I swatted him. “She also built Deir el-Bahari as a huge memorial temple and she led a trading expedition to Punt that was huge—”
“You know what else is huge?”
“—but none of it had anything to do with her gender. It would be like having a female president and saying that any of her achievements were because she was a woman, not because she was a leader.”
“Hatshepsut definitely got shit done,” Wyatt said. He framed my face and kissed me.
By the time we broke apart, I was fighting for breath. “You have a problem with smart, ambitious women who get shit done?”
He rolled me on top of him, so that I straddled his body. “You know what they say,” Wyatt murmured. “Beneath every powerful woman is a very, very lucky man.”
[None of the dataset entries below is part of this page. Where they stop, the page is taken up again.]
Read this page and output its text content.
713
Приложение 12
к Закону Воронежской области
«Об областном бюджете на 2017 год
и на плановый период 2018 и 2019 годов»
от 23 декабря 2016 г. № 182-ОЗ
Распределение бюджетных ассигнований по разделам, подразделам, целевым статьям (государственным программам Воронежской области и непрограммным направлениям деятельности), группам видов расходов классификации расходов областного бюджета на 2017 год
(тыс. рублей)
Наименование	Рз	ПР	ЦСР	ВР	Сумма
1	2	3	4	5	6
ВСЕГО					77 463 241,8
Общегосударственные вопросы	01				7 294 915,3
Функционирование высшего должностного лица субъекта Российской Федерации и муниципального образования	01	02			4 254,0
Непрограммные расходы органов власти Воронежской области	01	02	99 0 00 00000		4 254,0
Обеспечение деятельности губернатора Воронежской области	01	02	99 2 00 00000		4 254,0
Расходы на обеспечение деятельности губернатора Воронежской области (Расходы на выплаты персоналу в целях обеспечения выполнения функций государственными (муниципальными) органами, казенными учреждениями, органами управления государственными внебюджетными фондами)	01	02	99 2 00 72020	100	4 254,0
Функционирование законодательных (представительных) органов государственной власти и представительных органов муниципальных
I loved that we could fight about Egyptian kings and queens in the middle of the desert at night. I loved that I didn’t have to explain to Wyatt who Hatshepsut was. I loved the physics of our relationship: that we could argue with the same intensity that we came together. I loved how every minute with him felt like a storm, the moment before it happened.
I loved Wyatt.
I think the reason I remembered that one night so clearly was because it was the first time I admitted this to myself, and instead of feeling panic or confusion I just felt this soft, flannel blanket of right. It was like staring out your bedroom window the morning after a blizzard and seeing the hills and slopes of a landscape that seemed unrecognizable, but that you knew you could still navigate by heart.
The other reason I remembered that night was because we overslept in the morning. We yanked up the comforter and raced through the desert to get to the Dig House before anyone else could wake up. But when we stumbled into the kitchen, the five other grad students and Dumphries were already sitting at the table, tucking into their breakfast. “Thank the gods,” Dumphries said, without looking up from his coffee. “Now we can all stop pretending we don’t know you two are getting it on.”
I flushed so deeply that I thought my face would melt. Wyatt mumbled something unintelligible and handed off the comforter to Hasib, slinking into the chair beside mine. We didn’t touch. We barely even breathed. “You’re not the only one who can hear a loose tile,” Dumphries said, and he turned to me. “Pass the creamer?”